A fragrant bloom: It’s harvest season for daffodils in Izmir’s Karaburun

Despite the unusually warm weather in December and the pandemic, daffodil growers are scraping a living off the beautiful flowers.

Last year's daffodil festival was well attended, with more than 100,000 visitors flocking to Karaburun.

Last year's daffodil festival was well attended, with more than 100,000 visitors flocking to Karaburun.

“The vendors ask me when the daffodil season will be over,” says Ali Zeybek, daffodil producer. “Because when daffodils are in season, all other flowers are eclipsed by their beauty and lovely fragrance, and the vendors cannot sell anything else,” he laughs.

The 43-year old daffodil producer says he has been working with the flowers ever since he was a boy, as his father, Halil Zeybek, has been a daffodil producer for 60 years. “He’s 80 now, and knows much more than I do about daffodils, but we are keeping him safe from harm at home,” Zeybek says of his father, referring to the coronavirus pandemic.

He reminds TRT World of the myth of Narcissus, the other name that daffodils are known as.
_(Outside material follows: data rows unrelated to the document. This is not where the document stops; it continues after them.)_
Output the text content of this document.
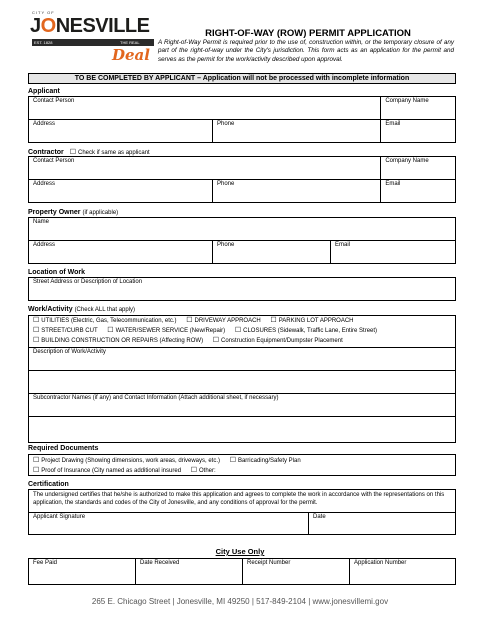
CITY OF
JONESVILLE
EST. 1828	THE REAL
Deal
RIGHT-OF-WAY (ROW) PERMIT APPLICATION
A Right-of-Way Permit is required prior to the use of, construction within, or the temporary closure of any part of the right-of-way under the City's jurisdiction. This form acts as an application for the permit and serves as the permit for the work/activity described upon approval.
TO BE COMPLETED BY APPLICANT – Application will not be processed with incomplete information
Applicant
Contact Person		Company Name
Address	Phone	Email
Contractor ☐ Check if same as applicant
Contact Person		Company Name
Address	Phone	Email
Property Owner (if applicable)
Name
Address	Phone	Email
Location of Work
Street Address or Description of Location
Work/Activity (Check ALL that apply)
☐ UTILITIES (Electric, Gas, Telecommunication, etc.)	☐ DRIVEWAY APPROACH	☐ PARKING LOT APPROACH
☐ STREET/CURB CUT	☐ WATER/SEWER SERVICE (New/Repair)	☐ CLOSURES (Sidewalk, Traffic Lane, Entire Street)
☐ BUILDING CONSTRUCTION OR REPAIRS (Affecting ROW)	☐ Construction Equipment/Dumpster Placement
Description of Work/Activity
Subcontractor Names (if any) and Contact Information (Attach additional sheet, if necessary)
Required Documents
☐ Project Drawing (Showing dimensions, work areas, driveways, etc.)	☐ Barricading/Safety Plan
☐ Proof of Insurance (City named as additional insured	☐ Other:
Certification
The undersigned certifies that he/she is authorized to make this application and agrees to complete the work in accordance with the representations on this application, the standards and codes of the City of Jonesville, and any conditions of approval for the permit.
Applicant Signature	Date
City Use Only
Fee Paid	Date Received	Receipt Number	Application Number
265 E. Chicago Street | Jonesville, MI 49250 | 517-849-2104 | www.jonesvillemi.gov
In Greek mythology, Narcissus was a hunter who fell in love with his own reflection in a pond (or a well, according to Zeybek), and died there pining for himself, having rejected the advances of the nymph Echo. “After he died a flower sprouted in his spot, and that is the narcissus (daffodil) flower,” he says.

Daffodils, according to Zeybek, are harvested from November 15 until mid-February if the weather is suitably cold. “Daffodils love cold weather,” Zeybek says. “They take their time blossoming and remain budding and fragrant for a couple of weeks after picking.”

“But if it’s like this year, with the southwestern winds (lodos), then we get a smaller crop, and worse quality, too,” Zeybek tells TRT World. “The buds open quicker, the flowers don’t last – that’s when I get complaints from my vendors, and rightly so, too!”

He says that lately there has also been a disease ailing crops. “We change our boots when we come to the fields, in order not to infect the daffodils,” he explains, noting they are very cautious about protecting the daffodil crops.

Other

Daffodils flowered earlier than usual this winter because of the mild weather.

Gazanfer Yavas, 38, is the President of Karaburun Chamber of Agriculture. He is serving his second 4-year term. “It’s been seven years,” he says.

Asked to comment on the Turkish name for daffodils, he laughs and says in Izmir, where they are grown in Karaburun, they are nergis, while Istanbulites call the flower fulya. “I once had a phone call with a potential client from Istanbul who was asking for fulya, and I told him I have no such flower. After we talked for a while it became clear to me that he was asking for nergis.”

He says this year the daffodil crops were worthless, because of the southwestern winds. “The winds have quickened the flowers to bloom. If it were the northeastern winds (poyraz), that would have halted the bloom [and resulted in a better crop].”

In Izmir’s Karaburun peninsula, Yavas says, there are approximately 160 producers who produced 100,000 bunches of daffodils. “We call 50 stems a bunch,” he clarifies.

In addition to the southwestern wind, this year’s crops were also affected by the pandemic. “Because there is a lockdown in Turkey on Saturdays and Sundays, the flowers were not collected and sold on time. When they were sold, they were sold for below what they were worth, sometimes as low as 10 TL ($1.33) per bunch,” Yavas laments.

In a press release, Karaburun Mayor Ilkay Girgin Erdogan reminds the public that last January, the Daffodil Festival in Izmir’s Karaburun municipality had hosted more than 100,000 visitors: “We would host tens of thousands of visitors from Izmir and from all over our country, while our producers would be able to sell almost all their flowers. But we were unable to organise our festival this year [due to the coronavirus].”

Mayor Erdogan says with the support of Izmir Metropolitan Municipality they were able to distribute 120,000 daffodil bulbs to 60 producers [free of charge], and that it was a very popular event which resulted in more plants being grown.

Because this winter was milder than usual, daffodils flowered earlier than usual and with the combination of fewer sales and lower prices producers were having a hard time.

The mayor calls on all citizens to “buy this beautiful, fragrant flower to support the flower industry and help put food on the table for daffodil producers.”